Can Reactive Clark Kent Become Strategic Superman?
Note: This post originally appeared on the Change.org Social Entrepreneurship blog earlier this year.
For the nonprofit sector to truly climb aboard the social innovation train, as opposed to being abandoned by it, nonprofit leaders need to move past the reactive toward the strategic.
But is that possible? Have nonprofits been stuck in a resource-constrained, charity mindset for too long to be made strategic, bold, big thinkers? It’s been a vicious cycle. Nonprofits lack adequate resources so they become very protective of what they have and wary of any actions which might threaten those resources. Therefore they become exceedingly risk averse and fearful of innovation. They focus more often than not on keeping the doors open as opposed to investing time, energy and resources in long-term strategy.
But that’ s just not going to cut it anymore. These times demand a radically different mindset and approach. The nonprofit sector must move from the reactive to the strategic. So how does a reactive approach differ from a strategic one? It looks like this:
When a financial crisis hits the organization, the reactive approach is to focus on keeping the doors open and staying afloat. But a strategic approach focuses on what caused the crisis and how to fix the underlying problem, model or system so that they never return there again.
When a funder wants to award a significant sum to an organization for new programs that detract from, rather than bolster, the organization’s theory of change, a reactive approach focuses on the increase in revenue, but a strategic approach recognizes the misalignment and turns the money down.
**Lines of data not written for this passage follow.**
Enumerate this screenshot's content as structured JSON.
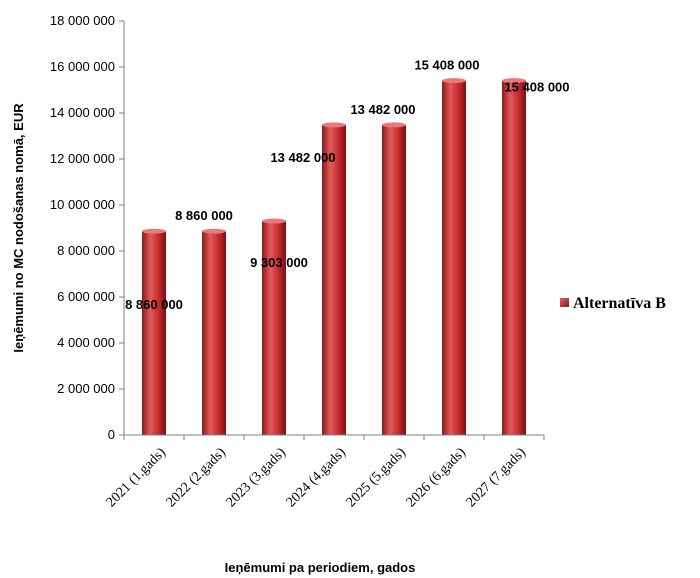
{
  "chart_data": {
    "type": "bar",
    "categories": [
      "2021 (1.gads)",
      "2022 (2.gads)",
      "2023 (3.gads)",
      "2024 (4.gads)",
      "2025 (5.gads)",
      "2026 (6.gads)",
      "2027 (7.gads)"
    ],
    "series": [
      {
        "name": "Alternatīva B",
        "values": [
          8860000,
          8860000,
          9303000,
          13482000,
          13482000,
          15408000,
          15408000
        ],
        "labels": [
          "8 860 000",
          "8 860 000",
          "9 303 000",
          "13 482 000",
          "13 482 000",
          "15 408 000",
          "15 408 000"
        ]
      }
    ],
    "xlabel": "Ieņēmumi pa periodiem, gados",
    "ylabel": "Ieņēmumi no MC nodošanas nomā, EUR",
    "ylim": [
      0,
      18000000
    ],
    "yticks": [
      0,
      2000000,
      4000000,
      6000000,
      8000000,
      10000000,
      12000000,
      14000000,
      16000000,
      18000000
    ],
    "ytick_labels": [
      "0",
      "2 000 000",
      "4 000 000",
      "6 000 000",
      "8 000 000",
      "10 000 000",
      "12 000 000",
      "14 000 000",
      "16 000 000",
      "18 000 000"
    ],
    "grid": false,
    "legend": "right",
    "colors": {
      "bar_light": "#e06060",
      "bar_mid": "#c0282b",
      "bar_dark": "#7a1216"
    }
  }
}
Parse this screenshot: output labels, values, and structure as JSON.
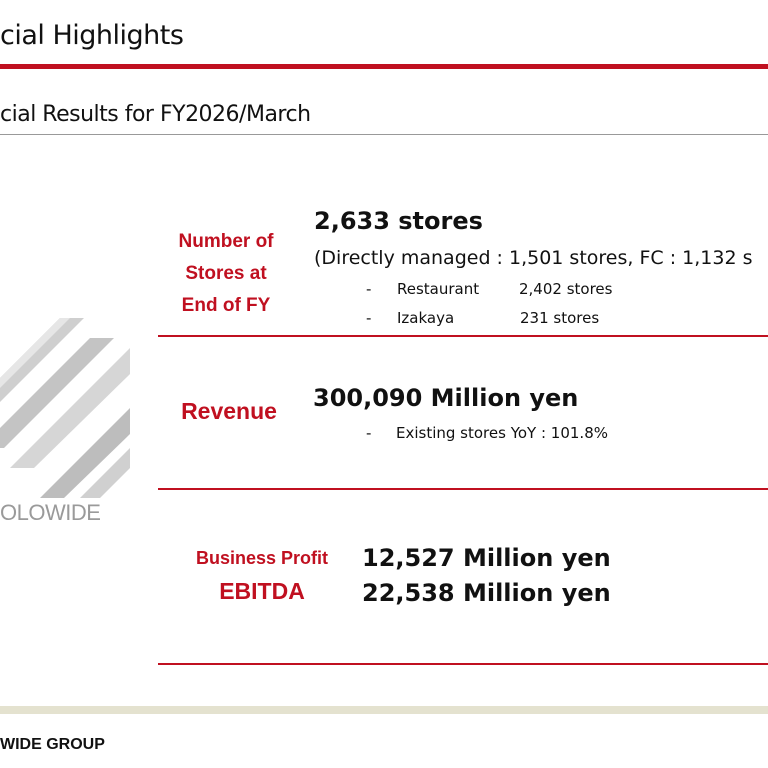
{
  "page": {
    "title": "cial Highlights",
    "subtitle": "cial Results for FY2026/March"
  },
  "logo": {
    "text": "OLOWIDE",
    "color": "#9a9a9a"
  },
  "sections": {
    "stores": {
      "label_lines": [
        "Number of",
        "Stores at",
        "End of FY"
      ],
      "headline": "2,633 stores",
      "detail": "(Directly managed : 1,501 stores, FC : 1,132 s",
      "bullets": [
        {
          "dash": "-",
          "name": "Restaurant",
          "value": "2,402 stores"
        },
        {
          "dash": "-",
          "name": "Izakaya",
          "value": "231 stores"
        }
      ]
    },
    "revenue": {
      "label": "Revenue",
      "headline": "300,090 Million yen",
      "bullets": [
        {
          "dash": "-",
          "text": "Existing stores YoY : 101.8%"
        }
      ]
    },
    "profit": {
      "label_1": "Business Profit",
      "label_2": "EBITDA",
      "value_1": "12,527 Million yen",
      "value_2": "22,538 Million yen"
    }
  },
  "footer": {
    "text": "WIDE GROUP"
  },
  "colors": {
    "accent": "#c01020",
    "footer_band": "#e4e2cf"
  }
}
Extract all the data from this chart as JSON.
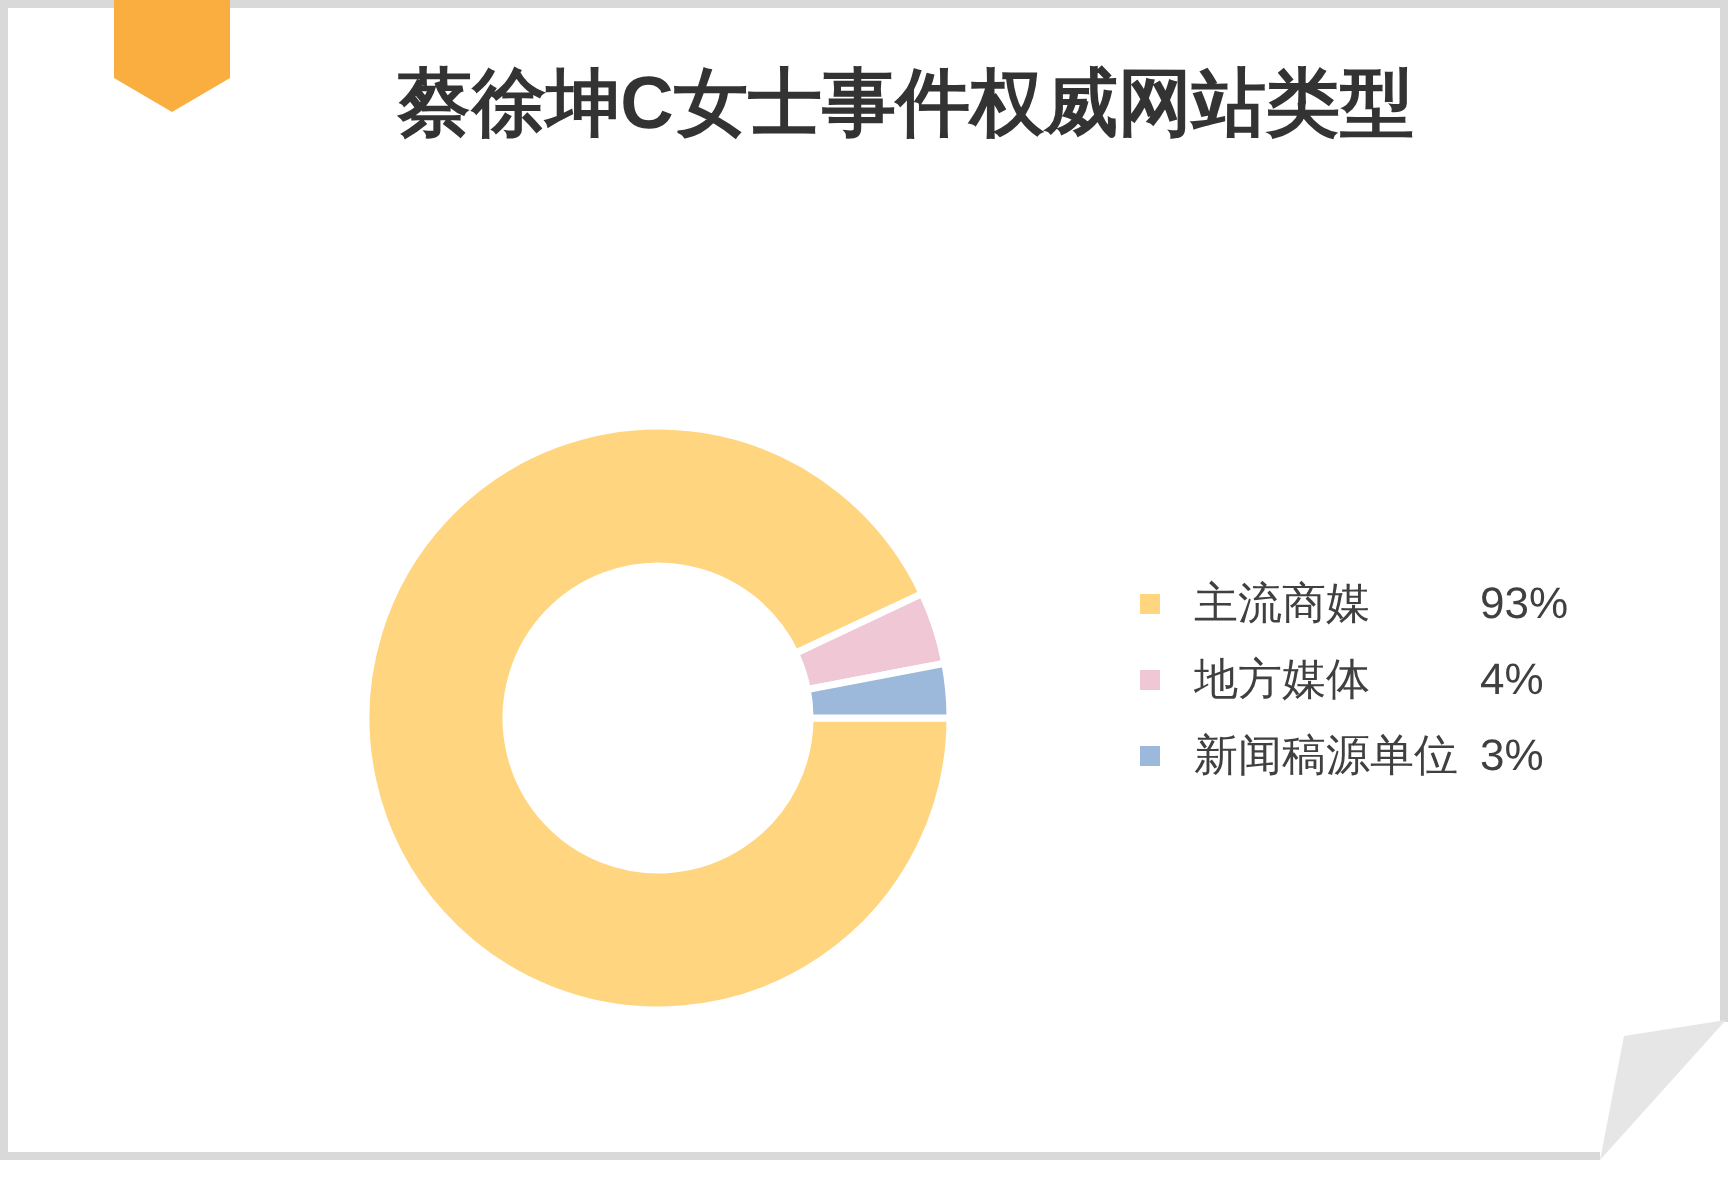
{
  "chart_data": {
    "type": "donut",
    "title": "蔡徐坤C女士事件权威网站类型",
    "categories": [
      "主流商媒",
      "地方媒体",
      "新闻稿源单位"
    ],
    "values": [
      93,
      4,
      3
    ],
    "value_labels": [
      "93%",
      "4%",
      "3%"
    ],
    "colors": [
      "#ffd580",
      "#efc7d5",
      "#9cb9db"
    ],
    "legend": "right"
  }
}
A reactive approach allows program staff to continue with a status quo method of program delivery, but a strategic approach constantly asks hard questions, tracks results, pushes outcomes, restructures inefficient processes, gets underneath the surface to make programs better, stronger, more impactful, more sustainable.
A reactive leader arrives at board meetings with reports, charts and status updates, gets a rubber stamp on day-to-day activities and breathes a sigh of relief that the board didn’t ask too many questions. But a strategic leader analyzes the unique contributions each individual board member and the board as a whole can make and leverages those contributions effectively, engages the board in meaningful discussions and actions around where the organization is going and trends in the external marketplace, and focuses board work on big picture issues and opportunities, creating key external networks, and building a strong financial future.
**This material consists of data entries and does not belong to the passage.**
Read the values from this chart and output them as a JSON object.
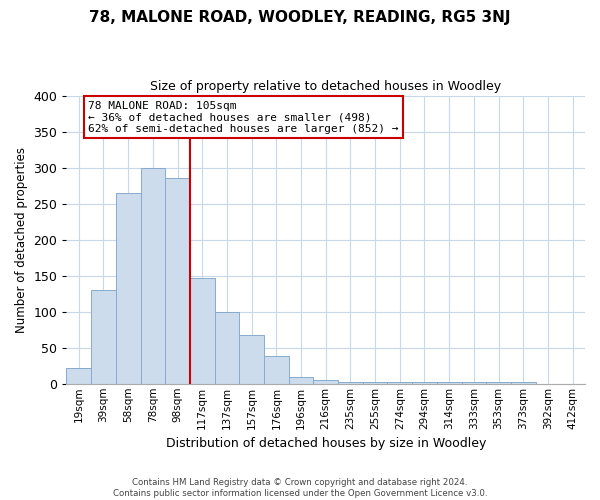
{
  "title": "78, MALONE ROAD, WOODLEY, READING, RG5 3NJ",
  "subtitle": "Size of property relative to detached houses in Woodley",
  "xlabel": "Distribution of detached houses by size in Woodley",
  "ylabel": "Number of detached properties",
  "bar_labels": [
    "19sqm",
    "39sqm",
    "58sqm",
    "78sqm",
    "98sqm",
    "117sqm",
    "137sqm",
    "157sqm",
    "176sqm",
    "196sqm",
    "216sqm",
    "235sqm",
    "255sqm",
    "274sqm",
    "294sqm",
    "314sqm",
    "333sqm",
    "353sqm",
    "373sqm",
    "392sqm",
    "412sqm"
  ],
  "bar_values": [
    22,
    130,
    265,
    300,
    285,
    147,
    100,
    68,
    38,
    9,
    5,
    3,
    2,
    2,
    2,
    2,
    2,
    2,
    2,
    0,
    0
  ],
  "bar_color": "#ccdcec",
  "bar_edge_color": "#88aacc",
  "vline_x": 4.5,
  "vline_color": "#cc0000",
  "ylim": [
    0,
    400
  ],
  "yticks": [
    0,
    50,
    100,
    150,
    200,
    250,
    300,
    350,
    400
  ],
  "annotation_title": "78 MALONE ROAD: 105sqm",
  "annotation_line1": "← 36% of detached houses are smaller (498)",
  "annotation_line2": "62% of semi-detached houses are larger (852) →",
  "annotation_box_color": "#ffffff",
  "annotation_box_edge": "#cc0000",
  "footer1": "Contains HM Land Registry data © Crown copyright and database right 2024.",
  "footer2": "Contains public sector information licensed under the Open Government Licence v3.0."
}
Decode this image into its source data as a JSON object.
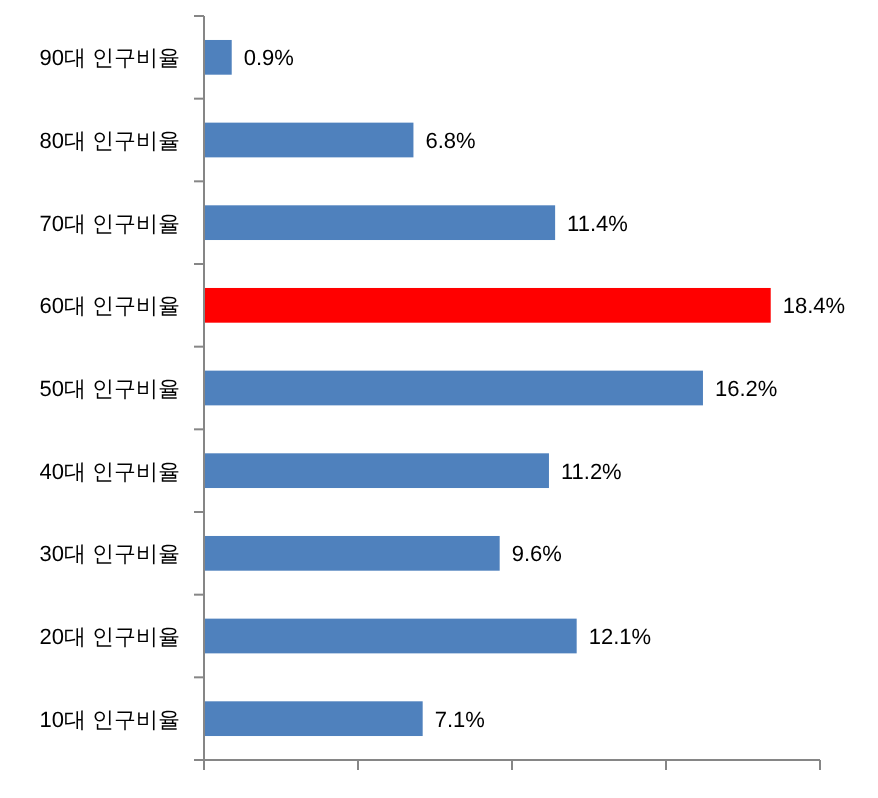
{
  "chart_data": {
    "type": "bar",
    "orientation": "horizontal",
    "categories": [
      "90대 인구비율",
      "80대 인구비율",
      "70대 인구비율",
      "60대 인구비율",
      "50대 인구비율",
      "40대 인구비율",
      "30대 인구비율",
      "20대 인구비율",
      "10대 인구비율"
    ],
    "values": [
      0.9,
      6.8,
      11.4,
      18.4,
      16.2,
      11.2,
      9.6,
      12.1,
      7.1
    ],
    "colors": [
      "#4f81bd",
      "#4f81bd",
      "#4f81bd",
      "#ff0000",
      "#4f81bd",
      "#4f81bd",
      "#4f81bd",
      "#4f81bd",
      "#4f81bd"
    ],
    "value_labels": [
      "0.9%",
      "6.8%",
      "11.4%",
      "18.4%",
      "16.2%",
      "11.2%",
      "9.6%",
      "12.1%",
      "7.1%"
    ],
    "xlim": [
      0,
      20
    ],
    "xticks": [
      {
        "value": 0,
        "label": null
      },
      {
        "value": 5,
        "label": null
      },
      {
        "value": 10,
        "label": null
      },
      {
        "value": 15,
        "label": null
      },
      {
        "value": 20,
        "label": null
      }
    ],
    "tick_labels": "y"
  }
}
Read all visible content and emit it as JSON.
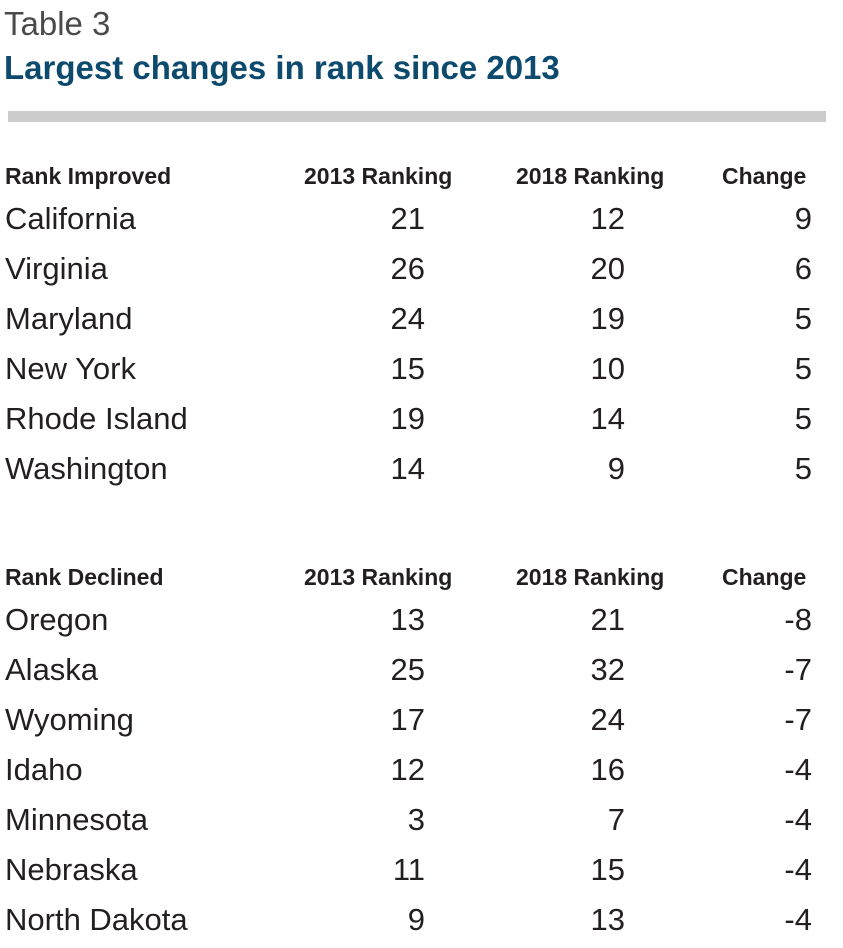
{
  "table_label": "Table 3",
  "title": "Largest changes in rank since 2013",
  "improved": {
    "headers": [
      "Rank Improved",
      "2013 Ranking",
      "2018 Ranking",
      "Change"
    ],
    "rows": [
      [
        "California",
        "21",
        "12",
        "9"
      ],
      [
        "Virginia",
        "26",
        "20",
        "6"
      ],
      [
        "Maryland",
        "24",
        "19",
        "5"
      ],
      [
        "New York",
        "15",
        "10",
        "5"
      ],
      [
        "Rhode Island",
        "19",
        "14",
        "5"
      ],
      [
        "Washington",
        "14",
        "9",
        "5"
      ]
    ]
  },
  "declined": {
    "headers": [
      "Rank Declined",
      "2013 Ranking",
      "2018 Ranking",
      "Change"
    ],
    "rows": [
      [
        "Oregon",
        "13",
        "21",
        "-8"
      ],
      [
        "Alaska",
        "25",
        "32",
        "-7"
      ],
      [
        "Wyoming",
        "17",
        "24",
        "-7"
      ],
      [
        "Idaho",
        "12",
        "16",
        "-4"
      ],
      [
        "Minnesota",
        "3",
        "7",
        "-4"
      ],
      [
        "Nebraska",
        "11",
        "15",
        "-4"
      ],
      [
        "North Dakota",
        "9",
        "13",
        "-4"
      ]
    ]
  }
}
A reactive approach helps the board recruit new members that fit narrow definitions of experience, gender, ethnicity, and size of pocketbook. A strategic approach compares the long-term goals of the organization to the competencies, networks, experience and resources required and creates an intentional board recruitment strategy to get there.
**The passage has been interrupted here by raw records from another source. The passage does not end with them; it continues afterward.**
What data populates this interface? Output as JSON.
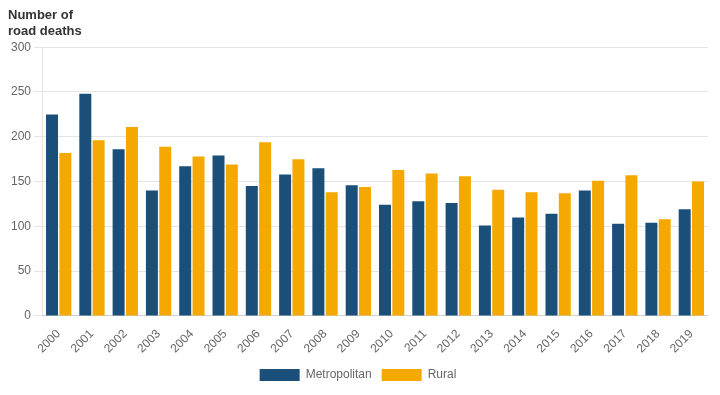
{
  "chart_data": {
    "type": "bar",
    "annotations": [
      "Number of",
      "road deaths"
    ],
    "categories": [
      "2000",
      "2001",
      "2002",
      "2003",
      "2004",
      "2005",
      "2006",
      "2007",
      "2008",
      "2009",
      "2010",
      "2011",
      "2012",
      "2013",
      "2014",
      "2015",
      "2016",
      "2017",
      "2018",
      "2019"
    ],
    "series": [
      {
        "name": "Metropolitan",
        "color": "#1a4f7a",
        "values": [
          225,
          248,
          186,
          140,
          167,
          179,
          145,
          158,
          165,
          146,
          124,
          128,
          126,
          101,
          110,
          114,
          140,
          103,
          104,
          119
        ]
      },
      {
        "name": "Rural",
        "color": "#f5a800",
        "values": [
          182,
          196,
          211,
          189,
          178,
          169,
          194,
          175,
          138,
          144,
          163,
          159,
          156,
          141,
          138,
          137,
          151,
          157,
          108,
          150
        ]
      }
    ],
    "ylim": [
      0,
      300
    ],
    "yticks": [
      0,
      50,
      100,
      150,
      200,
      250,
      300
    ],
    "grid": true,
    "legend": "bottom"
  }
}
A reactive leader crosses things of their daily to do list and feels satisfied because the trains ran on time, crises were avoided, and everyone got a paycheck. A strategic leader is rarely satisfied and constantly works to build key alliances with external partners, learns new skills, pushes their staff harder, evaluates their work, continually refines their model and responds effectively to a constantly changing environment all in the name of greater impact.
A reactive leader allows the natural uncertainty of running a nonprofit to cause fear and inaction. A strategic leader, like a true entrepreneur, recognizes the opportunity for innovation that uncertainty offers and embraces and uses that opportunity to continually mold the organization’s solution to the external market of need and funding.
It remains to be seen whether a reactive leader can transform into a strategic one. I would bet that the success of the social innovation movement as a whole rides on it.